Dr. Ashraf Chaudhry, a former member of parliament and a current member of the Otara Papatoetoe Local Board, is celebrating with other ethnic groups in general and the Sikh community in particular that a road has been dedicated in honour of the Sikh Guru.
The passageway, known as “Waheguru Lane,” is located off Redoubt Road in Manukau City.
Waheguru, a famous Sikh term that means “Wonderful Enlightener,”
According to Dr. Choudhary, Harry Singh of Sunshine Homes, who built 18 new homes nearby, was the driving force behind the creation of “Waheguru Lane.”
Dr. Choudhary, who served on the local board for the previous six years, played a key role in getting the name in honour of the Sikh community, despite the fact that he did not mention it.
These are Deepak Lane, Diwan Lane, and Shahkot Way in the Papatoetoe neighbourhood of South Auckland.
He established “Diwali in Parliament” and “Eid Al Fitr in Parliament” more than 20 years ago, during his nine years as a member of parliament on the Labour List (2002 to 2011).
Earlier, the developer selected three names – Bhagat, Mohammed, and Nanak – that were closely associated with India’s cultural values. However, after further deliberation, these were changed to Simran Lane, Harkirat Lane, and Waheguru Lane for the private roads at 42, 42A, and 42B Redoubt Road.
“Ethnic diversity is now a reality in New Zealand. Approximately 15% New Zealand population now express themselves as of non-European, non-Maori and non-pacific Island origin. A Majority of these ethnic communities are of East Asian or South Asian descent,” he said.
Dr Choudhary said that ethnic people are now being slowly recognised and celebrated at various decision-making levels. They are now represented in Parliament, local Councils and other important posts. Their culture and traditions are being celebrated and valued. Vaisakhi (Harvest Festival in North India ushering in the Spring) and Chinese New Year are now celebrated in Parliament and at City Council levels in major cities.
“Naming of roads and streets in new housing developments is a recent expression of celebration of diversity. Local Councils have the right to give names to new streets and roads being built. In Auckland, because of the size and Council structure, the right to name streets is given to the 21 Local Boards. In the Otara-Papatoetoe ward, the Board members, as the Governors of the area, approve the final names of new streets and roads,” he said.
Dr Choudhary, who has been a local board member of Otara-Papatoetoe has taken significant initiatives to celebrate New Zealand diversity.

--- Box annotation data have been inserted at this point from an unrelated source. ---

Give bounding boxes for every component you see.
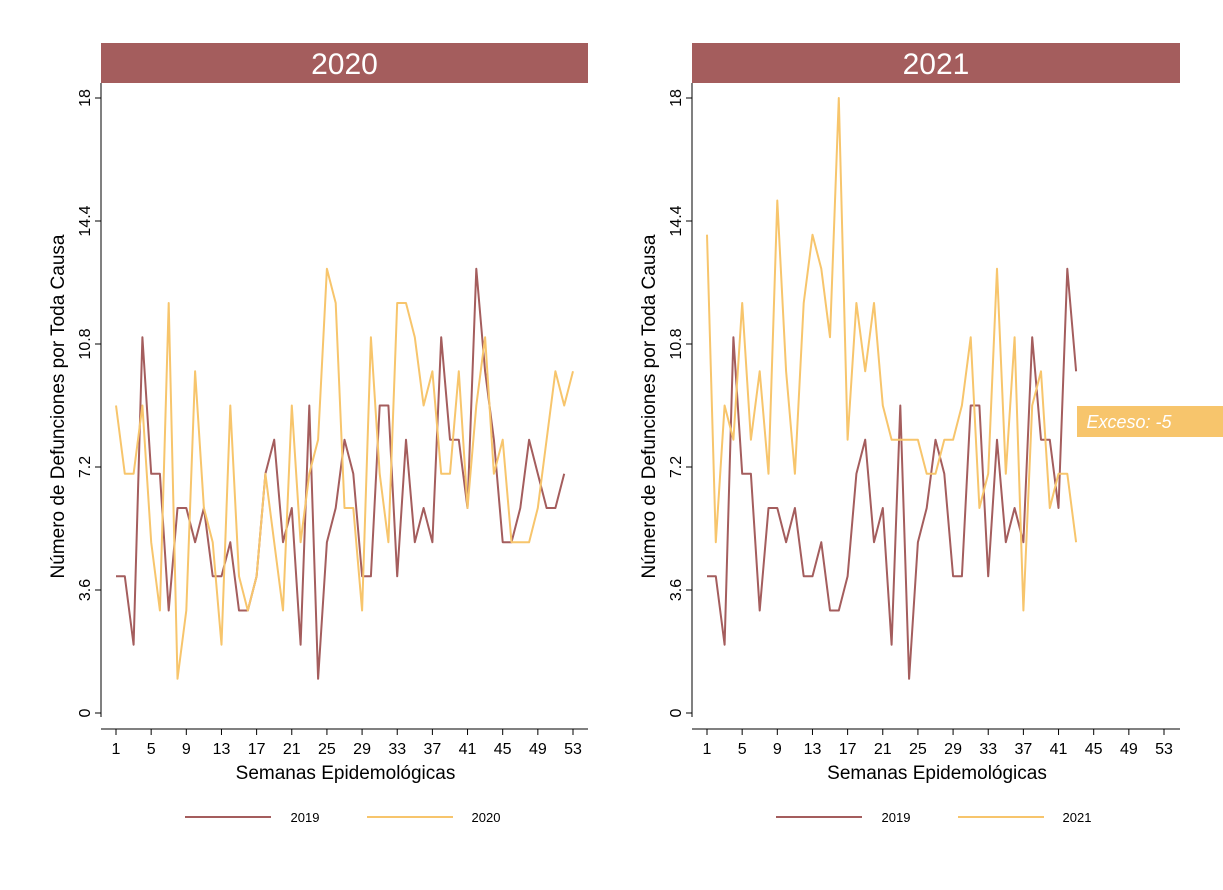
excess-badge <box>1077 406 1223 437</box>
x-tick-label: 21 <box>283 741 301 758</box>
panel-1: 2021 0 3.6 7.2 10.8 14.4 18 1 5 9 13 17 21 25 29 33 37 41… <box>639 43 1223 825</box>
y-tick-label: 10.8 <box>668 328 685 359</box>
x-tick-label: 29 <box>353 741 371 758</box>
x-tick-label: 5 <box>147 741 156 758</box>
y-tick-label: 7.2 <box>77 456 94 478</box>
x-tick-label: 9 <box>182 741 191 758</box>
x-tick-label: 49 <box>1120 741 1138 758</box>
series-line-2019 <box>116 267 566 680</box>
series-line-2019 <box>707 267 1078 680</box>
y-tick-label: 3.6 <box>77 579 94 601</box>
legend-label-2019: 2019 <box>882 810 911 825</box>
x-axis-title: Semanas Epidemológicas <box>827 763 1047 784</box>
y-tick-label: 10.8 <box>77 328 94 359</box>
x-tick-label: 41 <box>459 741 477 758</box>
x-tick-label: 1 <box>112 741 121 758</box>
excess-badge-text: Exceso: -5 <box>1086 412 1172 432</box>
x-tick-label: 41 <box>1050 741 1068 758</box>
y-tick-label: 3.6 <box>668 579 685 601</box>
panel-header <box>101 43 588 83</box>
y-tick-label: 18 <box>77 89 94 107</box>
x-tick-label: 37 <box>1014 741 1032 758</box>
x-tick-label: 45 <box>1085 741 1103 758</box>
x-tick-label: 53 <box>1155 741 1173 758</box>
panel-header <box>692 43 1180 83</box>
x-tick-label: 33 <box>979 741 997 758</box>
series-line-2021 <box>706 97 1078 612</box>
x-tick-label: 17 <box>248 741 266 758</box>
y-tick-label: 0 <box>77 708 94 717</box>
x-tick-label: 53 <box>564 741 582 758</box>
y-axis-title: Número de Defunciones por Toda Causa <box>48 234 69 578</box>
y-tick-label: 0 <box>668 708 685 717</box>
x-tick-label: 1 <box>703 741 712 758</box>
x-tick-label: 17 <box>839 741 857 758</box>
x-tick-label: 45 <box>494 741 512 758</box>
y-tick-label: 14.4 <box>77 205 94 236</box>
x-tick-label: 37 <box>423 741 441 758</box>
x-tick-label: 13 <box>213 741 231 758</box>
y-tick-label: 7.2 <box>668 456 685 478</box>
panel-0: 2020 0 3.6 7.2 10.8 14.4 18 1 5 9 13 17 21 25 29 33 37 41… <box>48 43 588 825</box>
y-axis-title: Número de Defunciones por Toda Causa <box>639 234 660 578</box>
legend-label-2020: 2020 <box>472 810 501 825</box>
panel-title: 2020 <box>311 48 378 81</box>
series-line-2020 <box>115 267 574 680</box>
y-tick-label: 18 <box>668 89 685 107</box>
x-tick-label: 29 <box>944 741 962 758</box>
x-tick-label: 49 <box>529 741 547 758</box>
legend-label-2019: 2019 <box>291 810 320 825</box>
x-tick-label: 25 <box>909 741 927 758</box>
panel-title: 2021 <box>903 48 970 81</box>
legend-label-2021: 2021 <box>1063 810 1092 825</box>
y-tick-label: 14.4 <box>668 205 685 236</box>
x-tick-label: 25 <box>318 741 336 758</box>
x-tick-label: 5 <box>738 741 747 758</box>
x-tick-label: 33 <box>388 741 406 758</box>
x-tick-label: 13 <box>804 741 822 758</box>
x-tick-label: 21 <box>874 741 892 758</box>
x-tick-label: 9 <box>773 741 782 758</box>
x-axis-title: Semanas Epidemológicas <box>236 763 456 784</box>
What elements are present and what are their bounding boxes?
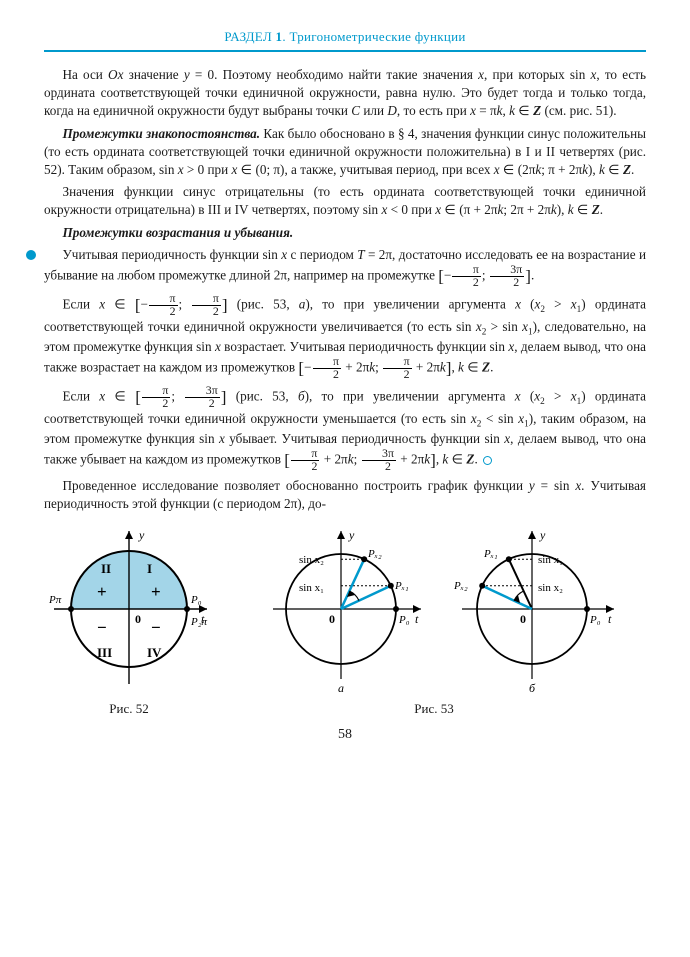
svg-text:P₀: P₀ xyxy=(589,614,601,626)
subhead-signs: Промежутки знакопостоянства. xyxy=(62,126,260,141)
fig53a-svg: y t 0 P₀ Pₓ₁ sin x₁ xyxy=(241,524,431,694)
svg-text:y: y xyxy=(138,528,145,542)
bullet-p1: Учитывая периодичность функции sin x с п… xyxy=(44,246,646,289)
svg-text:P₂π: P₂π xyxy=(190,616,208,628)
fig53b-svg: y t 0 P₀ Pₓ₁ sin x₁ Pₓ₂ xyxy=(437,524,627,694)
page-header: РАЗДЕЛ 1. Тригонометрические функции xyxy=(44,28,646,52)
svg-text:Pₓ₁: Pₓ₁ xyxy=(483,548,498,560)
svg-text:0: 0 xyxy=(135,612,141,626)
header-num: 1 xyxy=(276,29,283,44)
bullet-block: Учитывая периодичность функции sin x с п… xyxy=(44,246,646,473)
fig52-svg: y t 0 P₀ P₂π Pπ I II III IV + + − xyxy=(44,524,214,694)
fig53-caption: Рис. 53 xyxy=(222,700,646,718)
svg-text:y: y xyxy=(539,528,546,542)
bullet-p2: Если x ∈ [−π2; π2] (рис. 53, а), то при … xyxy=(44,293,646,381)
svg-text:+: + xyxy=(151,582,161,601)
svg-text:sin x₁: sin x₁ xyxy=(299,582,324,594)
svg-text:0: 0 xyxy=(329,612,335,626)
figures-row: y t 0 P₀ P₂π Pπ I II III IV + + − xyxy=(44,524,646,718)
header-section: РАЗДЕЛ xyxy=(224,29,272,44)
svg-text:а: а xyxy=(338,681,344,694)
svg-text:IV: IV xyxy=(147,645,162,660)
svg-text:sin x₁: sin x₁ xyxy=(538,554,563,566)
figure-52: y t 0 P₀ P₂π Pπ I II III IV + + − xyxy=(44,524,214,718)
svg-text:Pₓ₁: Pₓ₁ xyxy=(394,580,409,592)
svg-text:t: t xyxy=(608,612,612,626)
svg-text:Pₓ₂: Pₓ₂ xyxy=(453,580,468,592)
bullet-icon xyxy=(26,250,36,260)
end-marker-icon xyxy=(483,456,492,465)
svg-text:P₀: P₀ xyxy=(398,614,410,626)
svg-text:I: I xyxy=(147,561,152,576)
svg-text:II: II xyxy=(101,561,111,576)
svg-text:+: + xyxy=(97,582,107,601)
subhead-monotone: Промежутки возрастания и убывания. xyxy=(44,224,646,242)
svg-text:Pπ: Pπ xyxy=(48,594,62,606)
svg-text:Pₓ₂: Pₓ₂ xyxy=(367,548,382,560)
header-title: Тригонометрические функции xyxy=(289,29,465,44)
svg-text:y: y xyxy=(348,528,355,542)
textbook-page: РАЗДЕЛ 1. Тригонометрические функции На … xyxy=(0,0,690,957)
page-number: 58 xyxy=(44,725,646,744)
svg-text:sin x₂: sin x₂ xyxy=(538,582,563,594)
svg-text:−: − xyxy=(151,618,161,637)
figure-53: y t 0 P₀ Pₓ₁ sin x₁ xyxy=(222,524,646,718)
svg-text:0: 0 xyxy=(520,612,526,626)
paragraph-3: Значения функции синус отрицательны (то … xyxy=(44,183,646,219)
svg-text:P₀: P₀ xyxy=(190,594,202,606)
paragraph-2: Промежутки знакопостоянства. Как было об… xyxy=(44,125,646,180)
fig52-caption: Рис. 52 xyxy=(44,700,214,718)
svg-text:t: t xyxy=(415,612,419,626)
svg-text:sin x₂: sin x₂ xyxy=(299,554,324,566)
bullet-p3: Если x ∈ [π2; 3π2] (рис. 53, б), то при … xyxy=(44,385,646,473)
svg-text:−: − xyxy=(97,618,107,637)
paragraph-1: На оси Ox значение y = 0. Поэтому необхо… xyxy=(44,66,646,121)
svg-text:б: б xyxy=(529,681,536,694)
paragraph-5: Проведенное исследование позволяет обосн… xyxy=(44,477,646,513)
svg-text:III: III xyxy=(97,645,112,660)
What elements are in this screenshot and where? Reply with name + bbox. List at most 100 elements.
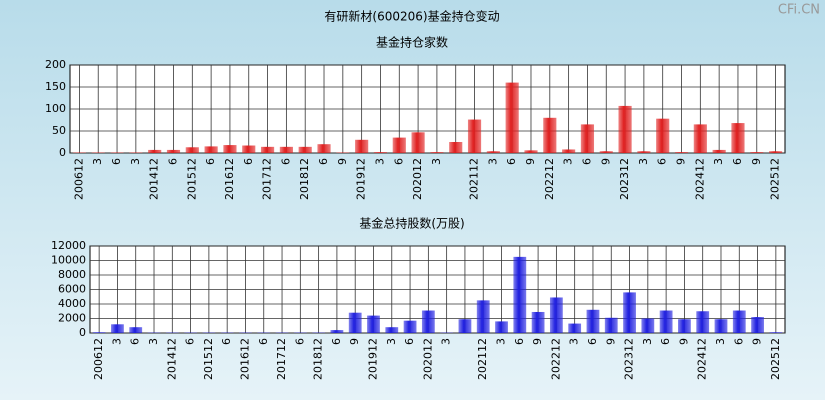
x-tick-label: 6 [731,158,744,165]
x-tick-label: 9 [336,158,349,165]
watermark: CFi.CN [778,3,820,18]
x-tick-label: 202412 [696,338,709,380]
x-tick-label: 3 [568,338,581,345]
x-tick-label: 202412 [693,158,706,200]
y-tick-label: 50 [52,124,66,137]
bar [513,256,527,333]
bar [330,330,344,333]
x-tick-label: 201512 [185,158,198,200]
bar [476,300,490,333]
x-tick-label: 201812 [312,338,325,380]
x-tick-label: 9 [677,338,690,345]
y-tick-label: 2000 [58,312,86,325]
bar [732,310,746,333]
x-tick-label: 9 [675,158,688,165]
bar [618,105,632,153]
x-tick-label: 3 [129,158,142,165]
bar [543,117,557,153]
y-tick-label: 4000 [58,297,86,310]
x-tick-label: 6 [279,158,292,165]
bar [403,320,417,333]
bar [317,144,331,153]
x-tick-label: 202112 [468,158,481,200]
chart-title: 基金总持股数(万股) [359,216,464,231]
bar [279,146,293,153]
x-tick-label: 202512 [769,338,782,380]
bar [714,319,728,333]
bar [111,324,124,333]
bar [385,327,399,333]
x-tick-label: 6 [242,158,255,165]
x-tick-label: 6 [513,338,526,345]
bar [421,310,435,333]
bar [641,318,655,333]
bar [696,311,710,333]
bar [204,146,218,153]
x-tick-label: 3 [110,338,123,345]
x-tick-label: 6 [257,338,270,345]
x-tick-label: 9 [524,158,537,165]
bar [166,149,181,153]
x-tick-label: 202212 [549,338,562,380]
x-tick-label: 3 [373,158,386,165]
x-tick-label: 3 [430,158,443,165]
y-tick-label: 10000 [51,254,86,267]
x-tick-label: 9 [348,338,361,345]
x-tick-label: 6 [110,158,123,165]
bar [223,145,237,153]
x-tick-label: 6 [317,158,330,165]
bar [486,151,500,153]
y-tick-label: 100 [45,102,66,115]
x-tick-label: 6 [204,158,217,165]
x-tick-label: 6 [403,338,416,345]
bar [656,118,670,153]
bar [549,297,563,333]
bar [623,292,636,333]
x-tick-label: 3 [562,158,575,165]
bar [568,323,582,333]
bar [348,312,362,333]
x-tick-label: 201812 [298,158,311,200]
bar [449,142,463,153]
bar [712,149,726,153]
x-tick-label: 6 [586,338,599,345]
y-tick-label: 6000 [58,283,86,296]
y-tick-label: 12000 [51,239,86,252]
x-tick-label: 201412 [148,158,161,200]
bar [524,150,538,153]
x-tick-label: 9 [751,338,764,345]
x-tick-label: 200612 [72,158,85,200]
x-tick-label: 3 [637,158,650,165]
bar [731,123,745,153]
x-tick-label: 202012 [411,158,424,200]
x-tick-label: 201912 [355,158,368,200]
bar [148,149,162,153]
bar [505,82,519,153]
x-tick-label: 202312 [618,158,631,200]
x-tick-label: 9 [599,158,612,165]
bar [430,152,444,153]
x-tick-label: 6 [166,158,179,165]
x-tick-label: 202312 [623,338,636,380]
y-tick-label: 0 [79,326,86,339]
bar [367,315,380,333]
bar [242,145,256,153]
x-tick-label: 201712 [261,158,274,200]
bar [769,151,783,153]
bar [751,317,764,333]
bar [678,319,691,333]
bar [531,311,545,333]
y-tick-label: 150 [45,80,66,93]
x-tick-label: 9 [531,338,544,345]
x-tick-label: 6 [659,338,672,345]
x-tick-label: 3 [486,158,499,165]
x-tick-label: 9 [750,158,763,165]
bar [355,139,369,153]
bar [604,317,618,333]
x-tick-label: 3 [641,338,654,345]
x-tick-label: 6 [129,338,142,345]
x-tick-label: 3 [712,158,725,165]
x-tick-label: 6 [184,338,197,345]
x-tick-label: 201712 [275,338,288,380]
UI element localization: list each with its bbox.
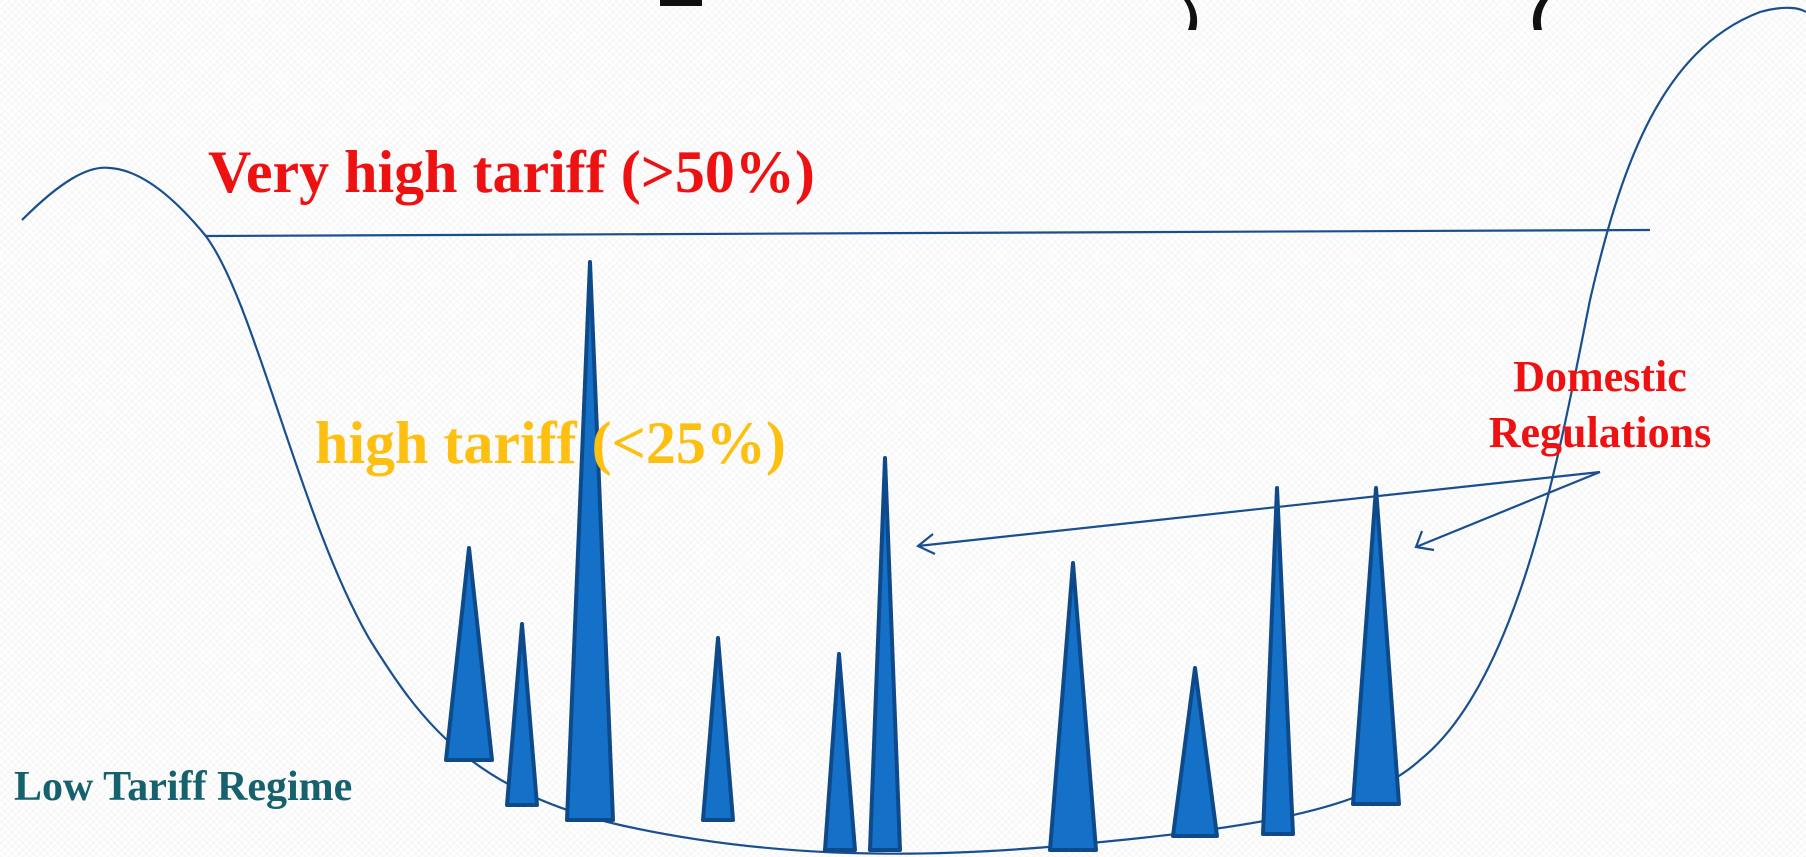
arrow-head-right <box>1414 530 1435 552</box>
arrow-line-right <box>1415 470 1601 549</box>
spike-2 <box>505 622 539 807</box>
domestic-regulations-label-line2: Regulations <box>1489 408 1711 457</box>
spike-3 <box>565 260 615 822</box>
spike-9 <box>1261 486 1295 836</box>
spike-4 <box>701 636 735 822</box>
arrow-head-left <box>915 533 936 555</box>
very-high-tariff-line <box>204 228 1651 238</box>
spike-6 <box>868 456 902 852</box>
regulation-spikes <box>444 260 1401 852</box>
cut-off-title <box>660 0 1548 30</box>
spike-1 <box>444 546 494 762</box>
very-high-tariff-label: Very high tariff (>50%) <box>208 139 815 205</box>
low-tariff-regime-label: Low Tariff Regime <box>14 764 352 810</box>
high-tariff-label: high tariff (<25%) <box>315 410 786 476</box>
spike-8 <box>1171 666 1219 838</box>
tariff-valley-curve <box>21 6 1806 855</box>
arrow-line-left <box>917 470 1601 548</box>
regulation-arrows <box>915 470 1601 555</box>
spike-7 <box>1048 561 1098 852</box>
spike-10 <box>1351 486 1401 806</box>
spike-5 <box>823 652 857 852</box>
domestic-regulations-label-line1: Domestic <box>1513 352 1687 401</box>
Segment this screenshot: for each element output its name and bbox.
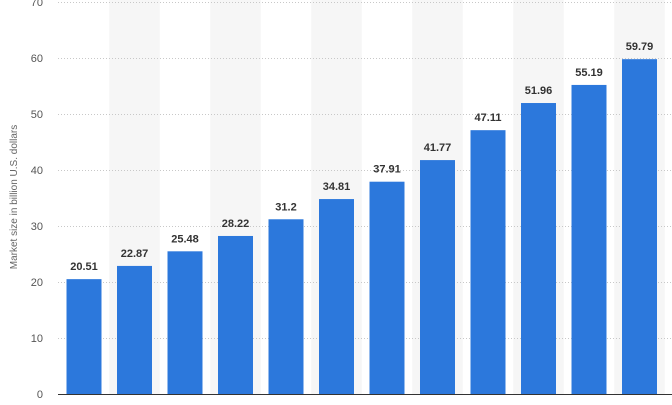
bars <box>66 59 657 395</box>
bar <box>521 103 556 395</box>
bar-value-label: 31.2 <box>275 201 296 213</box>
bar <box>420 160 455 394</box>
y-tick-label: 70 <box>31 0 43 9</box>
bar-value-label: 37.91 <box>373 164 401 176</box>
bar-value-label: 59.79 <box>626 41 654 53</box>
y-tick-label: 50 <box>31 109 43 121</box>
y-tick-label: 10 <box>31 333 43 345</box>
bar-value-labels: 20.51 22.87 25.48 28.22 31.2 34.81 37.91 41.77 4… <box>70 41 653 273</box>
bar <box>268 219 304 394</box>
bar <box>369 181 405 394</box>
bar <box>622 59 657 395</box>
bar-value-label: 51.96 <box>525 85 553 97</box>
bar <box>218 235 253 394</box>
y-tick-label: 30 <box>31 221 43 233</box>
bar-value-label: 22.87 <box>121 248 149 260</box>
bar-value-label: 34.81 <box>323 181 351 193</box>
y-tick-label: 40 <box>31 165 43 177</box>
bar-value-label: 25.48 <box>171 233 199 245</box>
bar-value-label: 47.11 <box>475 112 502 124</box>
bar <box>571 84 607 394</box>
y-tick-label: 20 <box>31 277 43 289</box>
bar <box>167 251 203 394</box>
y-axis-label: Market size in billion U.S. dollars <box>9 125 20 270</box>
y-tick-labels: 0 10 20 30 40 50 60 70 <box>31 0 43 401</box>
bar <box>66 279 102 394</box>
bar-value-label: 28.22 <box>222 218 250 230</box>
bar-value-label: 41.77 <box>424 142 452 154</box>
bar <box>470 130 506 394</box>
bar <box>319 199 354 394</box>
y-tick-label: 0 <box>37 389 43 401</box>
bar-value-label: 20.51 <box>70 261 98 273</box>
y-gridlines <box>58 2 672 339</box>
bar-value-label: 55.19 <box>575 67 603 79</box>
bar <box>117 265 152 394</box>
y-tick-label: 60 <box>31 53 43 65</box>
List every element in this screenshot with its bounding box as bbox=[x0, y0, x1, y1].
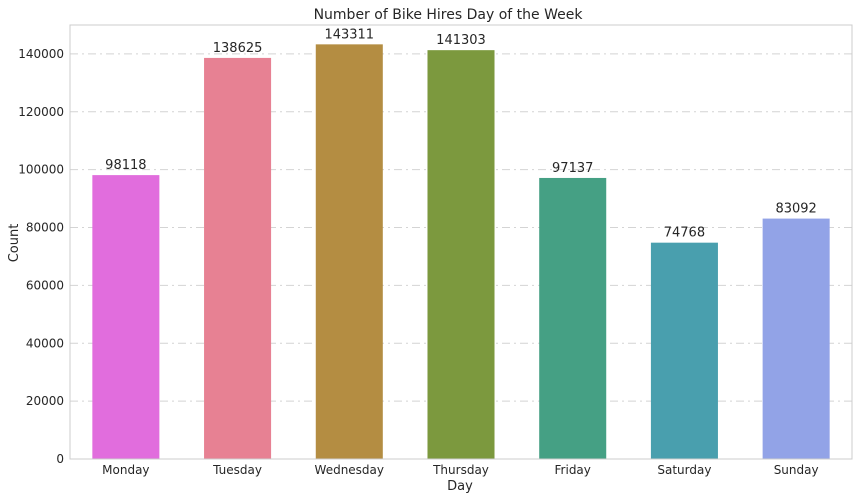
bar-wednesday bbox=[315, 44, 383, 459]
bar-value-label: 98118 bbox=[105, 158, 146, 173]
bar-value-label: 97137 bbox=[552, 161, 593, 176]
y-tick-label: 140000 bbox=[18, 47, 64, 61]
bar-monday bbox=[92, 175, 160, 459]
data-labels: 98118 138625 143311 141303 97137 74768 83092 bbox=[105, 27, 817, 240]
bar-value-label: 143311 bbox=[324, 27, 374, 42]
bars bbox=[92, 44, 830, 459]
bar-value-label: 74768 bbox=[664, 226, 705, 241]
y-tick-label: 60000 bbox=[26, 278, 64, 292]
x-tick-label: Tuesday bbox=[212, 463, 262, 477]
x-tick-label: Monday bbox=[102, 463, 149, 477]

“Nearly 50% of the population of Papatoetoe is now home to people of South Asian origin, where all major religions are also represented. Therefore, it is natural that these communities and their contribution are properly represented in new road and street names. These new streets and suburbs must reflect the aspirations of the wider demographics of our community. There are many upcoming developers and builders of Asian background now in the building industry. They should insist that new streets and suburbs be named to reflect and celebrate their heritage and contribution to New Zealand,” he said.
Dr Choudhary has advised all developers to contact their local boards for such recognition.
Similarly 2 years ago in New York one of the street has been co-named ‘Punjab Avenue’
A street was named ‘Punjabi Avenue’ to celebrate the contribution of the South Asian community in Queens in the US.
The Avenues between 111th and 123rd—which was nicknamed “Little Punjab” as businesses run by Punjabis and the presence of two gurdwaras—has now been co-named Punjab Avenue.
According to a CBS New York report, the initiative was a joint effort by several South Asian groups and City Council Member Adrienne Adams.
“This community has been underserved, not really recognized,” Adams told the news website.
“Invisible, which is a travesty, knowing everything that all of our community brings to this wonderful district.”
A video of the board was also shared along with a witty caption that read, “Move over 5th Avenue, Manhattan. Queens now has….’Punjab Avenue’”.
Move over 5th Avenue, Manhattan. Queens now has…."Punjab Avenue" pic.twitter.com/grybD4mYjy
— Milan Vaishnav (@MilanV) October 27, 2020
he move was also to acknowledge the community, which, according to Adams, has helped build and shape Richmond Hill for 50 years, the news website reported.